Yuan weakens vs dollar, downside capped by tight liquidity

SHANGHAI, Mar 1: The yuan fell a touch against the dollar on Friday after the People’s Bank of China (PBOC) set its daily midpoint slightly weaker to reflect an overnight dollar rise in global markets.
Spot yuan was trading at 6.2233 per dollar near midday, down 0.03 percent from Thursday’s close, after the PBOC set its daily midpoint 0.03 percent weaker as well.
Trading volume was unchanged from Thursday morning at a thin $4.7 billion.
Despite the yuan’s slight weakening, traders said the domestic market was for now still seeing some pressure for the currency to remain strong, partly due to demand caused by the PBOC’s tight liquidity policy in China’s money markets.
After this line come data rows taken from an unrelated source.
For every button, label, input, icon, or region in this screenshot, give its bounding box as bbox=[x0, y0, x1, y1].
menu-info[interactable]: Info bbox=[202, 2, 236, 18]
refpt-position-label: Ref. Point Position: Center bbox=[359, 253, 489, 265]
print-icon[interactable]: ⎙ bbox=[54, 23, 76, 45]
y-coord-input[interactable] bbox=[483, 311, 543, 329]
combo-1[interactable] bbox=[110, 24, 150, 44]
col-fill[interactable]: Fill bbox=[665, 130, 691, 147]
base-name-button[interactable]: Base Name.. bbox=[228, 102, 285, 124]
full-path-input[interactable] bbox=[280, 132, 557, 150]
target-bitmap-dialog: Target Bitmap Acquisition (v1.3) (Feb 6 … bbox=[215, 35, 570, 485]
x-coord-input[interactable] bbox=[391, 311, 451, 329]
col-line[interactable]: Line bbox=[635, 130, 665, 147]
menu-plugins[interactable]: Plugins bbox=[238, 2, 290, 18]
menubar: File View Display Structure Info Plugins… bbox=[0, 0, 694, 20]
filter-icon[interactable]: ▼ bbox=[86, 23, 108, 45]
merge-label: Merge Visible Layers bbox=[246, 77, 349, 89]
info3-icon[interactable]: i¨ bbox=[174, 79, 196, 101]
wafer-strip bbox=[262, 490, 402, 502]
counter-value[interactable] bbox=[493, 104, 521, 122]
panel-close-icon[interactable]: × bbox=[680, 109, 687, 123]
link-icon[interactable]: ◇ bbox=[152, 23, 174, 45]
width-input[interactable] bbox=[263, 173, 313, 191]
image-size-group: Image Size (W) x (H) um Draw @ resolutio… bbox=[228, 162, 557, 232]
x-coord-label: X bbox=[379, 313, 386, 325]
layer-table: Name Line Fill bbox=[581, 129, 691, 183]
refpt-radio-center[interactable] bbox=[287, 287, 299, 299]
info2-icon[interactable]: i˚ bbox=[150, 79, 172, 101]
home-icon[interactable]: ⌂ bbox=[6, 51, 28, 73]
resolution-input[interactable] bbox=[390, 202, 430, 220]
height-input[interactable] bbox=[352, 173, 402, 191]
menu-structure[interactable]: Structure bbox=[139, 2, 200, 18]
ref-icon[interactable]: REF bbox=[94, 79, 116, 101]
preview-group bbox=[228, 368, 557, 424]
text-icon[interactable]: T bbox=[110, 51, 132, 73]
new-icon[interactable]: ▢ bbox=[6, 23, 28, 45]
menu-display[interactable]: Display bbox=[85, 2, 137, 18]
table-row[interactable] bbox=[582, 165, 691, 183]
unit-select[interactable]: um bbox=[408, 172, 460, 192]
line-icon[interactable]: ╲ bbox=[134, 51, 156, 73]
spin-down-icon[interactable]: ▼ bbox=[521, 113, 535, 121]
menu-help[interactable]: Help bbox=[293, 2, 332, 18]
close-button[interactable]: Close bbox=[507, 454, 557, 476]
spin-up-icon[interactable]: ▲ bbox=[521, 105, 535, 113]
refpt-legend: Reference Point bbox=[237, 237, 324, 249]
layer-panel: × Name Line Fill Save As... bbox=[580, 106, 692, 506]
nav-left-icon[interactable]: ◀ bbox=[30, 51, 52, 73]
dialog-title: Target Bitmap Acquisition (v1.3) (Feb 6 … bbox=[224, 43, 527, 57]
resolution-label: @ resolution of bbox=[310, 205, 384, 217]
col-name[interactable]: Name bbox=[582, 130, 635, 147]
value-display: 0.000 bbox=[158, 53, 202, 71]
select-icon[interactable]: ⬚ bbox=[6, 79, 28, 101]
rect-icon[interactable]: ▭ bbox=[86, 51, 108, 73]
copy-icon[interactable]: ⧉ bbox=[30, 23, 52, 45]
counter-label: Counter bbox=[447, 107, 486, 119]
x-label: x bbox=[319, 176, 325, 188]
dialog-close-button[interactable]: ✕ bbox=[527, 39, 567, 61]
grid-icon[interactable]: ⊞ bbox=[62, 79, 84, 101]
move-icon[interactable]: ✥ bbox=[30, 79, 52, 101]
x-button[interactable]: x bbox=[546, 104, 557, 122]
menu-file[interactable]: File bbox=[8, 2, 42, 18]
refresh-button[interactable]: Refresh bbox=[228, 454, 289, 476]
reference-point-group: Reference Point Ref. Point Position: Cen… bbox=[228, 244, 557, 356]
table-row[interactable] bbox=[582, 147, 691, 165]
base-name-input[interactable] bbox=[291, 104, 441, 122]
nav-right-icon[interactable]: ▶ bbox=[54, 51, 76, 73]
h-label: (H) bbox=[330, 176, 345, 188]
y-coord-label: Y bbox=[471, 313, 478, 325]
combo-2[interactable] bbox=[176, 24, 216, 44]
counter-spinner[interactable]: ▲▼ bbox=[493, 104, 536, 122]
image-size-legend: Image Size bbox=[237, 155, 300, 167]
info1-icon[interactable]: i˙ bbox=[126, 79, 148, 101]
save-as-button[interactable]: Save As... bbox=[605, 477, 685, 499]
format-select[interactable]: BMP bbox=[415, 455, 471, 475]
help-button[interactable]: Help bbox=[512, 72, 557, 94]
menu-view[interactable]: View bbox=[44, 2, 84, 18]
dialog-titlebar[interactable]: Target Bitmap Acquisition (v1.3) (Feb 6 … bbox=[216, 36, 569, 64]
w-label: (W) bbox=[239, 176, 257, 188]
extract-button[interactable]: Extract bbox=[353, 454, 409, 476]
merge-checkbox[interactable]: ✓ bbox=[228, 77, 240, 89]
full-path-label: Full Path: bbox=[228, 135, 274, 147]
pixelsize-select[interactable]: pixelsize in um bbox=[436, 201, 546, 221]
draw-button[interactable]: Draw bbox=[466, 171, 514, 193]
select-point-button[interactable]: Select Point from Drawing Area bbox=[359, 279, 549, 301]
The central bank drained a record weekly 910 billion yuan ($146 billion) from the money markets last week and refused to inject liquidity this week despite widespread expectations and even as China’s benchmark money rate has surged 152 basis points from Feb. 18 to 4.43 percent by midday on Friday.
‘The foreign exchange market feels the heat of a liquidity squeeze in the money markets,’ said a trader at an Asian bank in Shanghai. ‘Tight yuan liquidity keeps the yuan under moderate appreciation pressure.’
Traders expect the yuan to move between 6.22 and 6.24 in coming weeks.
Data issued on Friday showed growth in Chinese factories cooled in February to a five-month low after domestic and foreign demand slackened, but the data, largely in line with expectations, had no impact on yuan trading, traders said.